The first iPad reviews have hit the Web and the consensus is that it's great. A look at what the tech experts are saying:
The NY Times  David Pogue spotlights one of the iPad's main strengths: the experience of consuming media.
The Apple iPad is basically a gigantic iPod Touch.
The simple act of making the multitouch screen bigger changes the whole experience. Maps become real maps, like the paper ones. You see your e-mail inbox and the open message simultaneously. Driving simulators fill more of your field of view, closer to a windshield than a keyhole....
And the techies are right about another thing: the iPad is not a laptop. It’s not nearly as good for creating stuff. On the other hand, it’s infinitely more convenient for consuming it — books, music, video, photos, Web, e-mail and so on. For most people, manipulating these digital materials directly by touching them is a completely new experience — and a deeply satisfying one.

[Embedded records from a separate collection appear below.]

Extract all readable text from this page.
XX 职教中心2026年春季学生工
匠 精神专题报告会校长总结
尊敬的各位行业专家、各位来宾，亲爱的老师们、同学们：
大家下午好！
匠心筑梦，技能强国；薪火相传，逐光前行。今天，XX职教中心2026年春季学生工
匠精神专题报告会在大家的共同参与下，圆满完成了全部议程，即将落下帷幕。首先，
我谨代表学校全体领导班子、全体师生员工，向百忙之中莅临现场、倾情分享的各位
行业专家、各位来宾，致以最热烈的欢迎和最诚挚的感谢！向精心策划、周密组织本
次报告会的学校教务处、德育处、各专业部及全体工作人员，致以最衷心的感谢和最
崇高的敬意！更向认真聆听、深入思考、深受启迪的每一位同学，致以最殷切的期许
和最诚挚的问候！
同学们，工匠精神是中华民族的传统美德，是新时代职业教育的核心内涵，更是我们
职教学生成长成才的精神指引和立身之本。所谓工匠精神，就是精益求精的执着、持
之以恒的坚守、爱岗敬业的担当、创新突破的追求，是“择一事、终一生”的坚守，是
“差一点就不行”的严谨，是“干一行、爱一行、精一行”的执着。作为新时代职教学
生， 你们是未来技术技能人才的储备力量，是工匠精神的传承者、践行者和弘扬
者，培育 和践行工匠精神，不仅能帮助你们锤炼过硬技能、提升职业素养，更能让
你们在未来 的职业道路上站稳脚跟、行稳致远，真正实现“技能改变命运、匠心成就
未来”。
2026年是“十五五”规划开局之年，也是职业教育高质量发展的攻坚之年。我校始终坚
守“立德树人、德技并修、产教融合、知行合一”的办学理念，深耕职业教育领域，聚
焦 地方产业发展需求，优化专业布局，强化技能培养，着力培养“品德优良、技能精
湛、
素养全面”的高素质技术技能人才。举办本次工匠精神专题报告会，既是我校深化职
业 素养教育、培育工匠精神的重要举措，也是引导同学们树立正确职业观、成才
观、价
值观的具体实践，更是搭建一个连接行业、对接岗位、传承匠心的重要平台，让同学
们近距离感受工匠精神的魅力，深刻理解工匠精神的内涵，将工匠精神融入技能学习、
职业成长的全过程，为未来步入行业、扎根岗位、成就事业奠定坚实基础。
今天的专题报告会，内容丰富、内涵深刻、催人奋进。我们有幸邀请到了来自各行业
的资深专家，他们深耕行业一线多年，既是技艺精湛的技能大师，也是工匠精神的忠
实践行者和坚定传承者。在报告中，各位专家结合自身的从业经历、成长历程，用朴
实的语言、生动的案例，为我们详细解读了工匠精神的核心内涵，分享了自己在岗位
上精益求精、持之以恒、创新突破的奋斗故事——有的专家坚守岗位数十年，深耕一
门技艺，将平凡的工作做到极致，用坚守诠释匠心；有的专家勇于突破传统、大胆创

The bottom line is that the iPad has been designed and built by a bunch of perfectionists. If you like the concept, you’ll love the machine.
Wall St. Journal's  Walt Mossberg says it has the potential "to change portable computing profoundly, and to challenge the primacy of the laptop," but that all depends on how you use your computer.
For the past week or so, I have been testing a sleek, light, silver-and-black tablet computer called an iPad. After spending hours and hours with it, I believe this beautiful new touch-screen device from Apple has the potential to change portable computing profoundly, and to challenge the primacy of the laptop. It could even help, eventually, to propel the finger-driven, multitouch user interface ahead of the mouse-driven interface that has prevailed for decades...
My verdict is that, while it has compromises and drawbacks, the iPad can indeed replace a laptop for most data communication, content consumption and even limited content creation, a lot of the time. But it all depends on how you use your computer.
If you’re mainly a Web surfer, note-taker, social-networker and emailer, and a consumer of photos, videos, books, periodicals and music—this could be for you. If you need to create or edit giant spreadsheets or long documents, or you have elaborate systems for organizing email, or need to perform video chats, the iPad isn’t going to cut it as your go-to device.
USA Today's  Edward Baig gives a thumbs up but notes its shortcomings, which include some videos not playing. (The reason has to do with Flash, but still, videos failed to play at Hulu and ESPN.)
The first iPad is a winner. It stacks up as a formidable electronic-reader rival for Amazon's Kindle. It gives portable game machines from Nintendo and Sony a run for their money. At the very least, the iPad will likely drum up mass-market interest in tablet computing in ways that longtime tablet visionary and Microsoft co-founder Bill Gates could only dream of...
The iPad has its share of Version 1.0 inadequacies. It doesn't multitask, save playing iTunes music in the background. There's no webcam for those of us hoping to do video chats. The battery is sealed. It's too big for your pocket.
Videos failed to play at Hulu and ESPN, among other Web destinations. Why? The Safari browser on the iPad doesn't support videos based on the popular Adobe Flash Internet video standard.
The issue may be alleviated over time. Apple is backing an emerging video standard called HTML5. Just this week, Brightcove, whose video technology is used by many media companies, said it plans to offer HTML5 video streaming to its customers. The iPad can also display video at YouTube (there's an app for that), Vimeo and the White House website, whitehouse.gov.
USA Today's Jefferson Graham unpacks the device:
Piper Jaffray analyst Gene Munster said this morning that his initial estimates of 900,000 iPads sold in the June quarter and 2.7 million in calendar year 2010 “may prove to be conservative.”
Munster figures Apple is poised to between 200,000 and 300,000 iPads this weekend — in line with the 270,000 first gen iPhones it sold at launch. And he thinks the chances are good that the company will sell out of the device.